It’s diary month.
This September, I am experimenting with writing more diary style essays for Moxie. These are drawn from my real, old journals and contemporaneous notes I take throughout the week. I hope you enjoy them. They’re less structured and more in the moment than most of my writing has been— typically, I try to process a feeling before I write about it. Feelings change day to day and that means the tone of these posts will too. Let’s get messy (in a literary sense.) I love you and I’m eager for your feedback about this! xx HS
What the fuck.
It’s the thought that comes to mind as I drive alone near the beach and when I lay awake at night. What the fuck. The road that led me from chaos in Waco, TX to a tidy bungalow in South Florida winds through a marriage and divorce, eating disorders, failed careers, semi-successful ones.
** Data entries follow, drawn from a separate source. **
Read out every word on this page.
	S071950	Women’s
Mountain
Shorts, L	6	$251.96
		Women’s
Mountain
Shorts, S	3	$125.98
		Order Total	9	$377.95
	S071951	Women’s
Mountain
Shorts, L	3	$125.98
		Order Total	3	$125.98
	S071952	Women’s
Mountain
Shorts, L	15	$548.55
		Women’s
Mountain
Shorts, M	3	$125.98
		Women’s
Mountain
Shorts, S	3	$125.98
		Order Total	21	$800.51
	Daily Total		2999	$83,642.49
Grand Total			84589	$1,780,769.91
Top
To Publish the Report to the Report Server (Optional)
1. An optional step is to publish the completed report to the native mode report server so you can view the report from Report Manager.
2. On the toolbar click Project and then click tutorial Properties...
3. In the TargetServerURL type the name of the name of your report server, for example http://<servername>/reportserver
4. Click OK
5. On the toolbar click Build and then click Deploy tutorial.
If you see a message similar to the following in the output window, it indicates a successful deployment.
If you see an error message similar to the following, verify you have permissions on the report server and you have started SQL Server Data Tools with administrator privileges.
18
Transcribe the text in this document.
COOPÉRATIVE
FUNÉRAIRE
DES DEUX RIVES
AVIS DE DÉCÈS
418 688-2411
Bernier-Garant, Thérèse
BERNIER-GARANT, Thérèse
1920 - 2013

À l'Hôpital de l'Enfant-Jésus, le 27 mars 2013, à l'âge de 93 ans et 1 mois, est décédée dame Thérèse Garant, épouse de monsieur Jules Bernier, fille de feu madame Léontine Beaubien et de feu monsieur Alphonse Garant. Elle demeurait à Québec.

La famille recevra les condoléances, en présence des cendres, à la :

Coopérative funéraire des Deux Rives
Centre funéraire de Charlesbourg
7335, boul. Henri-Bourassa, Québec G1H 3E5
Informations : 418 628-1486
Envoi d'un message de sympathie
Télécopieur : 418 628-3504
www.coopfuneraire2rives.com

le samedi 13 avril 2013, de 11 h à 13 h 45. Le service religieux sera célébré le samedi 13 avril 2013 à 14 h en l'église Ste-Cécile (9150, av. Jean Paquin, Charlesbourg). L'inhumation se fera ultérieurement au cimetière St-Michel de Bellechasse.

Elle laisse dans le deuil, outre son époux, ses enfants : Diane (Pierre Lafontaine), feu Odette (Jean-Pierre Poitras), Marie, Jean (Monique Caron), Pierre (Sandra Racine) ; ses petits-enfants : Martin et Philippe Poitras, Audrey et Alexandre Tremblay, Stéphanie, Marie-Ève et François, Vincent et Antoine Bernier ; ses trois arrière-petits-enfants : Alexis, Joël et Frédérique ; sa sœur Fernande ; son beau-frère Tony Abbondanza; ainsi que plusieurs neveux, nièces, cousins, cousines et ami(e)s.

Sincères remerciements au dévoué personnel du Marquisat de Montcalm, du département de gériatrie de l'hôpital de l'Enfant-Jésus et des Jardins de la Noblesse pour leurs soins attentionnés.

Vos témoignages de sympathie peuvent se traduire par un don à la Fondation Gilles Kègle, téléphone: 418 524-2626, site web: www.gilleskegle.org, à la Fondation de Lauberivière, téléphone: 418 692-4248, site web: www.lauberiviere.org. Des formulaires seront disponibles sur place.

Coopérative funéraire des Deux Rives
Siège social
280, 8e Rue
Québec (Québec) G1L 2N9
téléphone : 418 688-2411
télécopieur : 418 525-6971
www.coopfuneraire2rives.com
There are casualties and unlikely heroes. I cannot believe that everything that has happened in the last thirty-three years did happen. And that it happened to me. Was I the woman who made all of these choices? Do you ever feel like your life played out on screen? Like you are, perhaps, the heroine in a novel you did not write? Or more probably the antagonist in it? Late at night, existence feels surreal. I try to pinpoint the moment where everything went— depending on my mood—wrong or right. I am annoyed with myself because I know that feeling this way— as though my life is unbelievable— is entitled and incorrect. Is there anything more believable than a chaotic wanna-be creative type making a series of predictable but impulsive decisions and emerging from the wreckage shocked to find herself holding the knife? I drink lukewarm camomile tea and let the memories wash over me whenever I cannot sleep.
Thankfully, I sleep better than I used to.
This is the second time in my life that I have ever felt a sense of unbridled freedom. I am obliged to nothing except myself. This time freedom is terrifying not comforting. How could I possibly be trusted with this responsibility? I am so irresponsible.
The last time I felt this way, I was newly twenty-five years old, newly single, newly self-employed.